The Fine Rolls project (said Spence) is a collaboration of the Nat’l Archives (UK) and King’s College London. The first version of the website was launched in Apr 2007, with content from 1216 to 1248; an index is included for people, places, and [something—Spence is going rather quickly]. Each roll –> TEI P4 doc includes physical structure, structure of the calendar and its content, and semantic content (names of individuals, locations, etc.) One result of the project’s socio-historical approach is a set of revelations: 3439 men / 401 women, ~4062 locations, 1157 topic-subjects. The project uses authority lists and associations (isDaughterOf, e.g.) to track personal names yet privileges the orthographic forms used in the texts; they use RDF/OWL rather than MADS.

(Ciula; v. quiet) The XML markup was used to populate the ontology (via XSLT from the TEI markup); till Henry III was mentioned in a text, he did not “exist” within the project, and docs participate in the set of associations. Thus, a doc with a certain ID “refersTo” a person. The project built their framework so that both content and associations could be used by other undertakings. The encoded associations enable clarification or emendation for the indices without making the intervention visible in the text. Protégé-OWL = Java-based ontology editor enabling continual refinement. Ciula showed visualization shots demonstrating how the associations work for persons.
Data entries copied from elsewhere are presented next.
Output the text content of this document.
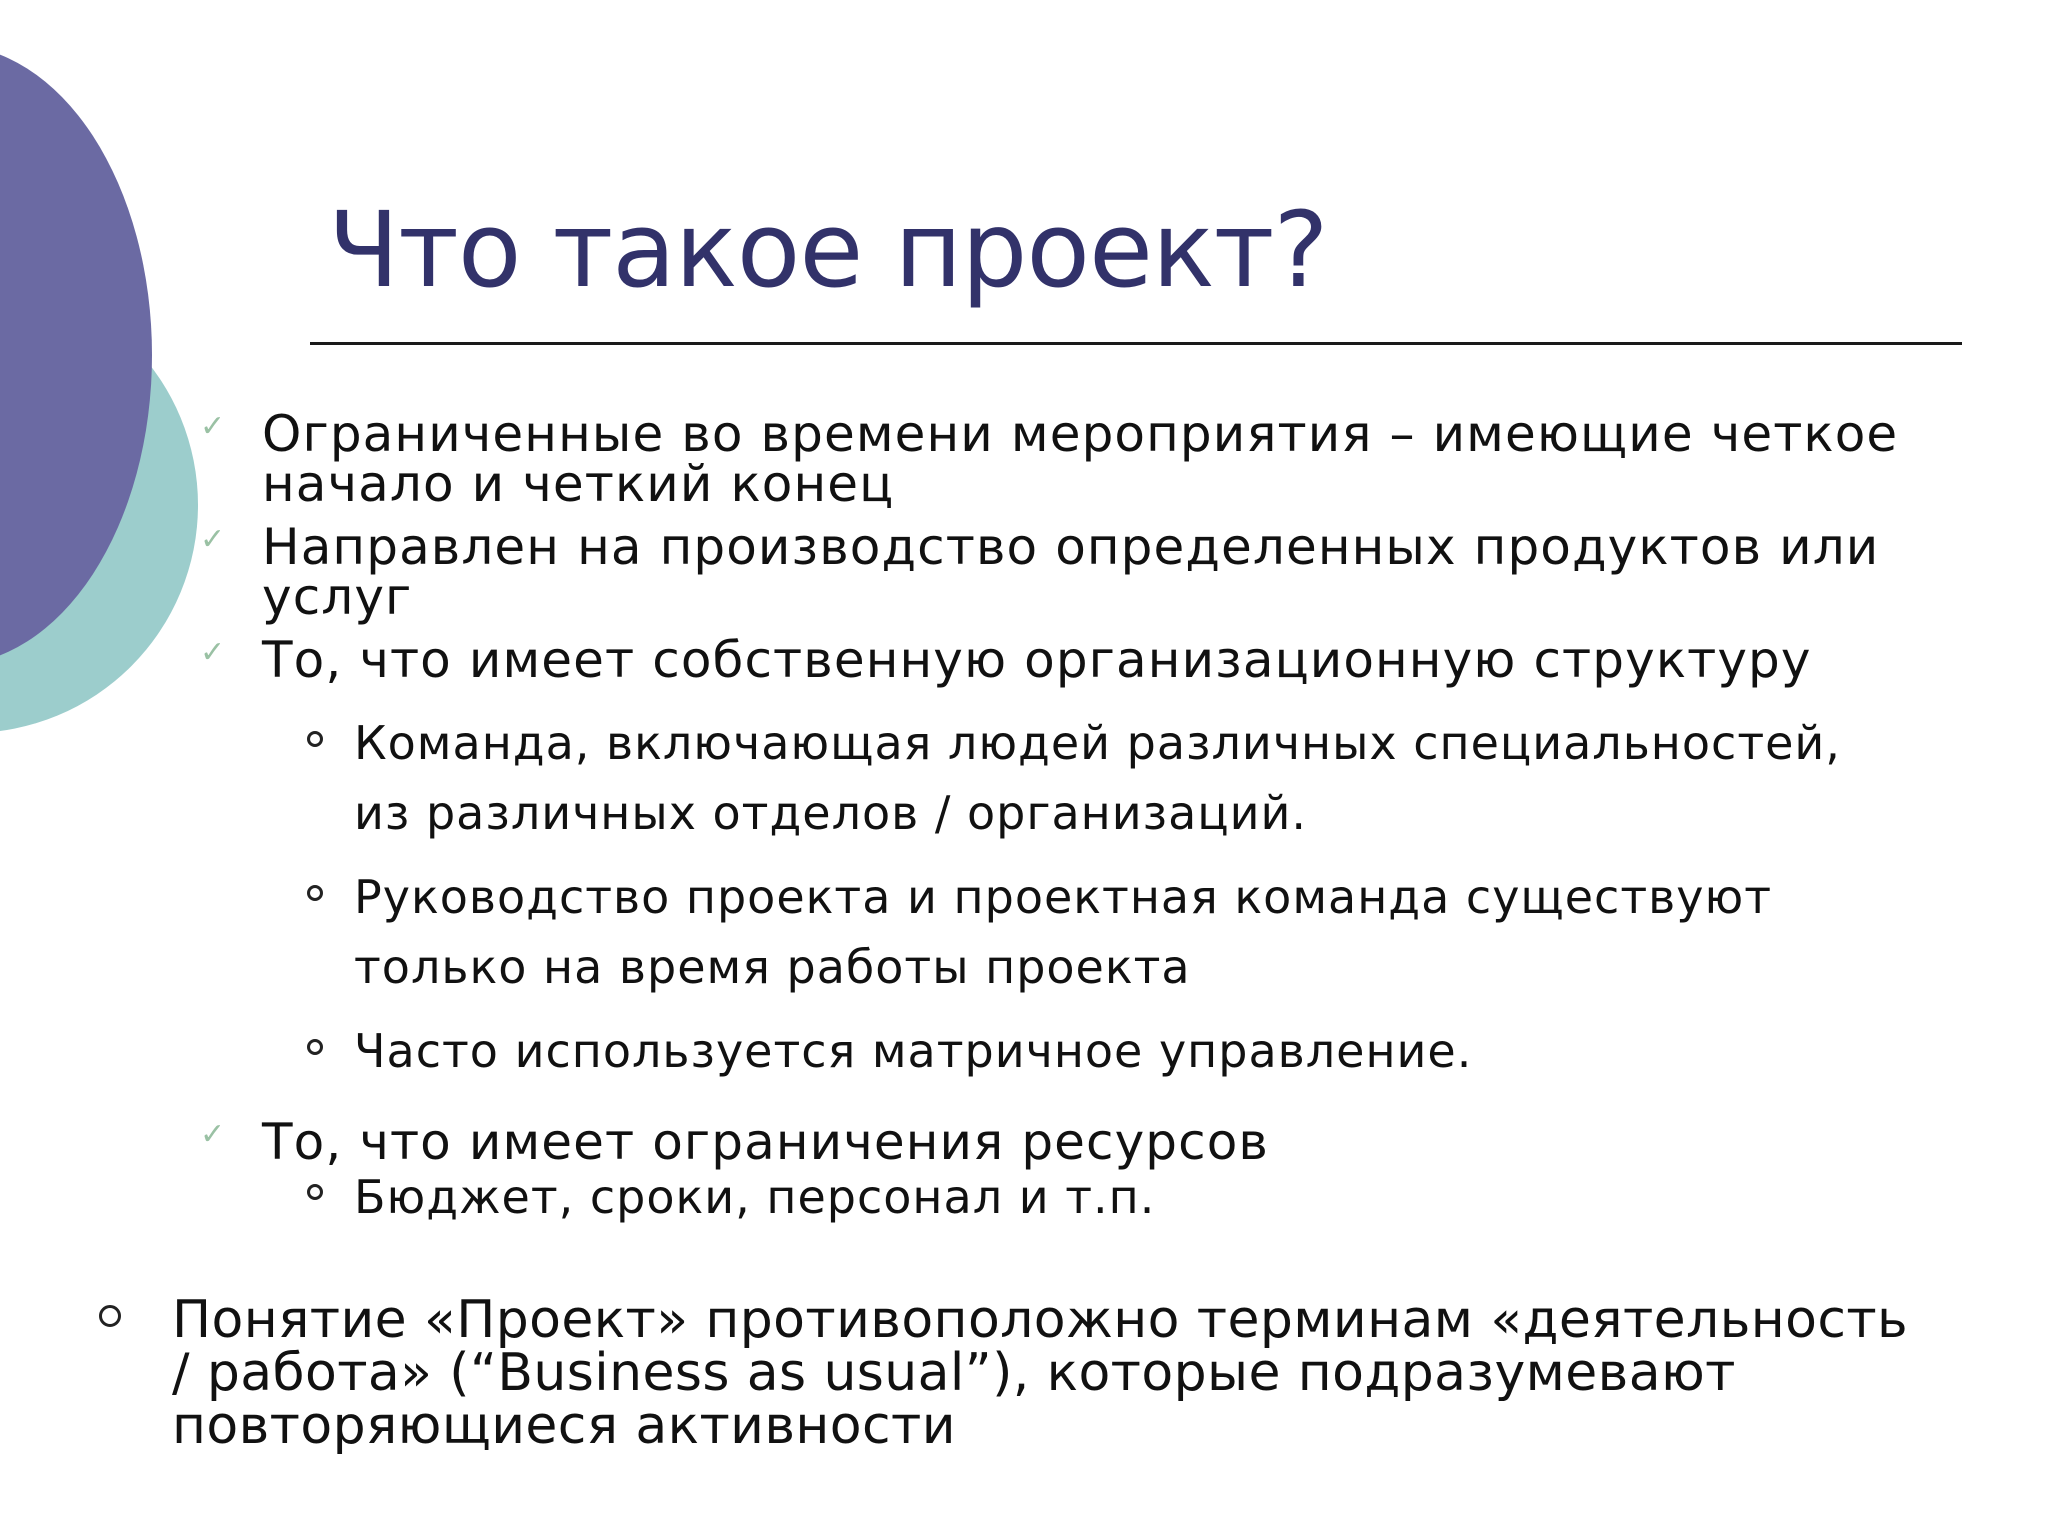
Что такое проект?
✓ Ограниченные во времени мероприятия – имеющие четкое
начало и четкий конец
✓ Направлен на производство определенных продуктов или
услуг
✓ То, что имеет собственную организационную структуру
Команда, включающая людей различных специальностей,
из различных отделов / организаций.
Руководство проекта и проектная команда существуют
только на время работы проекта
Часто используется матричное управление.
✓ То, что имеет ограничения ресурсов
Бюджет, сроки, персонал и т.п.
Понятие «Проект» противоположно терминам «деятельность
/ работа» (“Business as usual”), которые подразумевают
повторяющиеся активности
The TEI markup can benefit from the ontological associations as well, but should they be kept synchronized? It’s difficult from a maintenance perspective, and the ontological work is effectively annotative.

(Some of the talk’s content is available here. S. Bauman asked about P5 use, which the project plans to adopt once P5 is more stable, perhaps during the anticipated second half of funding that’d complete Henry’s reign (d. 1272). O. Eide cautioned against feeding too much back into the TEI, partly because it’d bloat things and partly because it might limit other kinds of ontological research.)
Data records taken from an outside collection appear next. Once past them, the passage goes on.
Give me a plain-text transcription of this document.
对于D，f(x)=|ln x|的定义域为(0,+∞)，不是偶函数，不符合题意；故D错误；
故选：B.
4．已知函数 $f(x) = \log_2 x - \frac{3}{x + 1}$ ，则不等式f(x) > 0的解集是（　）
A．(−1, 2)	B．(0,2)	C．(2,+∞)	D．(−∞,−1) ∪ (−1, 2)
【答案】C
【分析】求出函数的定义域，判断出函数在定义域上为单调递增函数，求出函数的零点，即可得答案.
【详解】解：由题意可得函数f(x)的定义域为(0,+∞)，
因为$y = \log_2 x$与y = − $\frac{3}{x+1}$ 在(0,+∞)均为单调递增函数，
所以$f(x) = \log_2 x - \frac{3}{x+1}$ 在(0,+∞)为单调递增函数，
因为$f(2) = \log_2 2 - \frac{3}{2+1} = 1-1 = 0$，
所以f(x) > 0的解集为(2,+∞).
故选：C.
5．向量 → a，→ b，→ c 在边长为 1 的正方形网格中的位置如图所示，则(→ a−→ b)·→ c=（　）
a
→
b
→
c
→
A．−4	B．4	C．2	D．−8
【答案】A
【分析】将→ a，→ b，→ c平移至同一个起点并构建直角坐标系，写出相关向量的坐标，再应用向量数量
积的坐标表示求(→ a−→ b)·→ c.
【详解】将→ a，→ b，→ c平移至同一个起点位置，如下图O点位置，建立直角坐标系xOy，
“A dialogue, with no slides.” 😛

They began with an allegory of (basically) Prometheus, who brought his new tech to his dean instead of his people; his dean told him to get the work peer-reviewed. What would one lose from adopting new tools? What if we read tools as text—studied their instructions without trying to implement them? Or, what if we played instead of trying to read (first | during)?

It’s not tools’ fault, but with personal computers (instead of mainframes) we gained access yet lost the communal strengths of lab work, such as ongoing discussions of method.

[Much harder to take notes on than a formal talk! This omits much.]